Obama used his visit to the crisis-stricken city of 100,000 residents to promote the use of lead-removing faucet filters in an effort to bring some calm among residents distrustful of government.

“Although I understand the fear and concern that people have, and it is entirely legitimate, what the science tells us at this stage is you should not drink any of the water that is not filtered but if you get the filter and use it properly, that water can be consumed,” Obama said in a speech at Northwestern High School. “That’s information that I trust and I believe.”

But trust was in short supply among some Flint residents in the crowd of 1,100 that packed into Northwestern High School, many of whom booed Gov. Rick Snyder when he appeared before the president in an impromptu attempt to apologize for the public health crisis.

“When our filtered water smells like bleach, there’s no way possible it’s safe to drink,” said Lulu Brezzell, the mother of Amaryana Copeny, the 9-year-old girl known as “Little Miss Flint” who is credited with getting Obama to visit Flint. “There are so many more issues than just lead.”

Can you blame them?  Republicans made sure government doesn't work in state after state, of course people don't trust local and state governments anymore when they can't provide clean water and other basic necessities.

Obama said the Flint water crisis is the result of a limited government ideology that is as “corrosive” as the city’s river water that caused lead to leach from aging pipelines.

In a veiled shot at Republicans who run Michigan’s government and Congress, Obama said the lead-contaminated water is the product of “a corrosive attitude that exists in our politics and exists in too many levels of government.”

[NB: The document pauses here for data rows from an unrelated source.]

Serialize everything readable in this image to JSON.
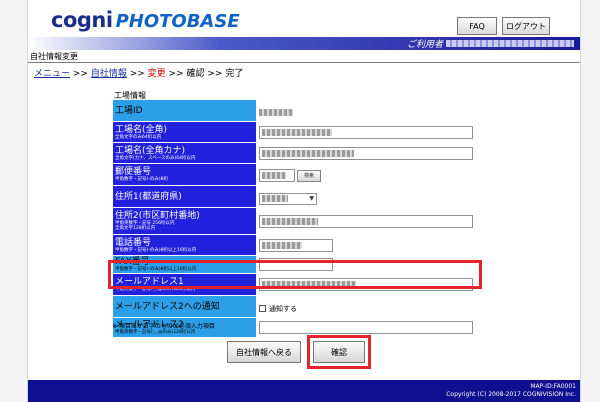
{
  "header": {
    "logo_cogni": "cogni",
    "logo_photobase": "PHOTOBASE",
    "faq_label": "FAQ",
    "logout_label": "ログアウト",
    "user_label": "ご利用者"
  },
  "page": {
    "section_title": "自社情報変更",
    "breadcrumb": {
      "menu": "メニュー",
      "sep1": " >> ",
      "company_info": "自社情報",
      "sep2": " >> ",
      "change": "変更",
      "sep3": " >> ",
      "confirm": "確認",
      "sep4": " >> ",
      "done": "完了"
    },
    "factory_title": "工場情報"
  },
  "form": {
    "factory_id": {
      "label": "工場ID"
    },
    "factory_name": {
      "label": "工場名(全角)",
      "sub": "全角文字のみ64桁以内"
    },
    "factory_kana": {
      "label": "工場名(全角カナ)",
      "sub": "全角文字(カナ、スペースのみ)64桁以内"
    },
    "postal": {
      "label": "郵便番号",
      "sub": "半角数字・記号(-のみ)8桁",
      "search_btn": "検索"
    },
    "address1": {
      "label": "住所1(都道府県)"
    },
    "address2": {
      "label": "住所2(市区町村番地)",
      "sub": "半角英数字・記号 256桁以内",
      "sub2": "全角文字128桁以内"
    },
    "phone": {
      "label": "電話番号",
      "sub": "半角数字・記号(-のみ)8桁以上16桁以内"
    },
    "fax": {
      "label": "FAX番号",
      "sub": "半角数字・記号(-のみ)8桁以上16桁以内"
    },
    "email1": {
      "label": "メールアドレス1",
      "sub": "半角英数字・記号(-_.@のみ)128桁以内"
    },
    "email2_notify": {
      "label": "メールアドレス2への通知",
      "checkbox_label": "通知する"
    },
    "email2": {
      "label": "メールアドレス2",
      "sub": "半角英数字・記号(-_.@のみ)128桁以内"
    }
  },
  "note": "※ 項目名が白字のものは必須入力項目",
  "actions": {
    "back_label": "自社情報へ戻る",
    "confirm_label": "確認"
  },
  "footer": {
    "screen_id": "MAP-ID:FA0001",
    "copyright": "Copyright (C) 2008-2017 COGNIVISION Inc."
  },
  "colors": {
    "brand_navy": "#1b2d8a",
    "required_label": "#2222dd",
    "optional_label": "#2d9ee8",
    "highlight": "#e3242b",
    "footer": "#0f0f8f"
  }
}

“That attitude is as corrosive to our democracy as the stuff that resulted in lead in your water,” Obama told Flint residents.

Obama made the comments during a speech in the city on Wednesday, a few hours after he drank filtered Flint water after a briefing by federal officials on the city’s lead-contaminated water.

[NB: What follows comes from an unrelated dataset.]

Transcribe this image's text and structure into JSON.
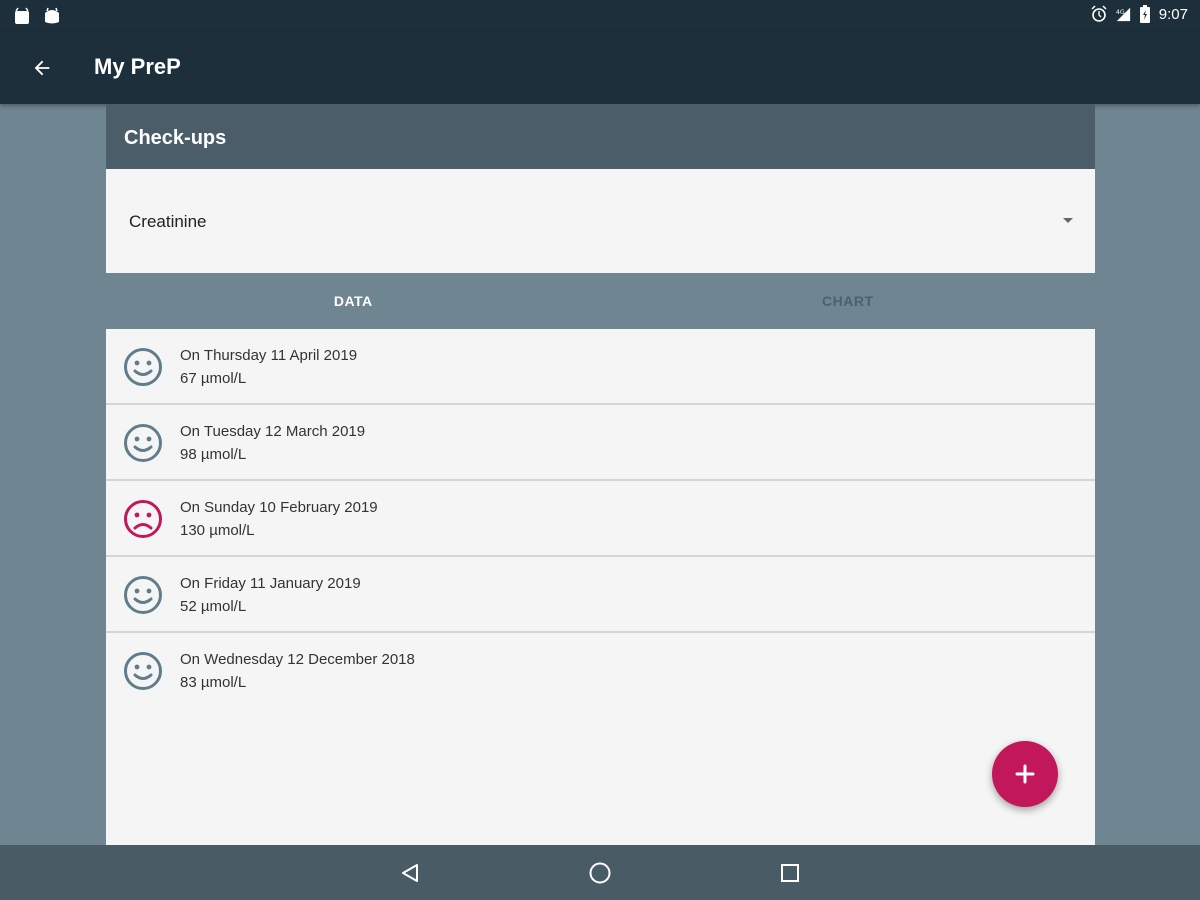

The president’s hour-long speech was sometimes comedic but mostly sobering. While the commander-in-chief is popular in Flint, he was mostly greeted with silence from the crowd when he encouraged them to drink filtered water.

At one point during the speech, Obama requested a glass of filtered water. A few minutes later, after the water had not arrived, the president coughed and said: “I really did need a glass of water. This is not a stunt.”

The president vouched for the safety of certified filters and encouraged most city residents to start drinking filtered water instead of bottled water.

The reality is that months, if not years after President Obama is out of office, American cities like Flint will still have massive infrastructure problems because Republicans assure we cannot and will not spend the money needed to fix the problem.

StupidiNews!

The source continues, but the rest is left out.